A decisão foi baseada em um relatório da Controladoria-Geral da União (CGU), que identificou problemas na destinação dos recursos. A CGU apontou casos de superfaturamento, desvio de verbas, favorecimento de empresas e falta de comprovação de compras de bens.
Além disso, os municípios não cumpriram exigências de transparência, como a divulgação das informações nos Portais da Transparência municipais e o uso de contas-corrente exclusivas para o recebimento dos valores.
Esses municípios estavam entre os dez que mais receberam emendas individuais entre 2020 e 2024, totalizando R$ 724 milhões nessa modalidade. Apenas a cidade de São Paulo não teve apontamentos de irregularidades.
O ministro Dino também determinou que o material levantado pela CGU seja enviado à Polícia Federal (PF) para possibilitar a abertura de novos inquéritos ou incorporar dados a investigações já em andamento.
A CGU terá ainda a missão de aprofundar a auditoria das emendas via Pix, dada a alta incidência de problemas identificados. Segundo Dino, essa continuidade é fundamental para distinguir os casos irregulares, garantir o direito de defesa e aplicar as sanções devidas conforme o processo legal.
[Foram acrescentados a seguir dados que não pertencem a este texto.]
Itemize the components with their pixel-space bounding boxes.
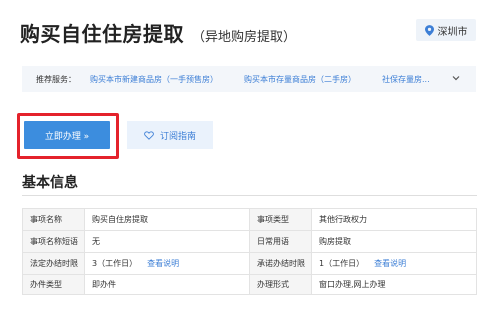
page-title-main: 购买自住住房提取 [20, 22, 184, 46]
chevron-down-icon[interactable] [452, 74, 460, 82]
table-row: 事项名称短语 无 日常用语 购房提取 [22, 230, 477, 253]
table-value: 3（工作日） [92, 259, 138, 268]
location-selector[interactable]: 深圳市 [416, 19, 476, 41]
recommend-link-second-hand[interactable]: 购买本市存量商品房（二手房） [244, 74, 356, 85]
table-key: 承诺办结时限 [249, 252, 312, 275]
table-key: 办理形式 [249, 274, 312, 295]
view-explanation-link[interactable]: 查看说明 [147, 259, 179, 268]
view-explanation-link[interactable]: 查看说明 [374, 259, 406, 268]
recommend-link-new-house[interactable]: 购买本市新建商品房（一手预售房） [90, 74, 218, 85]
table-key: 日常用语 [249, 230, 312, 253]
table-key: 事项名称 [22, 208, 85, 231]
highlight-box [17, 113, 119, 159]
table-key: 办件类型 [22, 274, 85, 295]
table-value: 其他行政权力 [311, 208, 477, 231]
location-label: 深圳市 [437, 26, 468, 38]
table-key: 事项类型 [249, 208, 312, 231]
table-value: 1（工作日） [319, 259, 365, 268]
table-row: 事项名称 购买自住房提取 事项类型 其他行政权力 [22, 208, 477, 231]
table-value: 窗口办理,网上办理 [311, 274, 477, 295]
table-value: 无 [84, 230, 250, 253]
table-value: 即办件 [84, 274, 250, 295]
table-row: 法定办结时限 3（工作日） 查看说明 承诺办结时限 1（工作日） 查看说明 [22, 252, 477, 275]
subscribe-guide-button[interactable]: 订阅指南 [127, 121, 213, 149]
recommend-link-social-security[interactable]: 社保存量房... [382, 74, 430, 85]
table-value-cell: 1（工作日） 查看说明 [311, 252, 477, 275]
recommended-services-bar: 推荐服务： 购买本市新建商品房（一手预售房） 购买本市存量商品房（二手房） 社保… [22, 66, 476, 92]
page-title: 购买自住住房提取 （异地购房提取） [20, 18, 296, 47]
section-title: 基本信息 [22, 175, 78, 191]
table-value: 购房提取 [311, 230, 477, 253]
section-divider [22, 195, 477, 196]
basic-info-table: 事项名称 购买自住房提取 事项类型 其他行政权力 事项名称短语 无 日常用语 购… [22, 208, 477, 295]
subscribe-guide-label: 订阅指南 [159, 131, 196, 142]
table-key: 法定办结时限 [22, 252, 85, 275]
table-key: 事项名称短语 [22, 230, 85, 253]
table-value: 购买自住房提取 [84, 208, 250, 231]
heart-icon [144, 130, 154, 140]
table-row: 办件类型 即办件 办理形式 窗口办理,网上办理 [22, 274, 477, 295]
location-pin-icon [424, 24, 434, 36]
recommend-label: 推荐服务： [36, 74, 76, 84]
page-subtitle: （异地购房提取） [192, 30, 297, 45]
table-value-cell: 3（工作日） 查看说明 [84, 252, 250, 275]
Flávio Dino também mandou investigar R$ 85 milhões em emendas sem plano de trabalho. Emendas destinadas a 15 estados não apresentaram informações sobre os autores das indicações ou sobre a finalidade dos recursos. Estas informações também foram encaminhadas à PF para apurar suspeitas de prevaricação, desobediência a ordem judicial, uso indevido de verbas públicas, peculato e corrupção.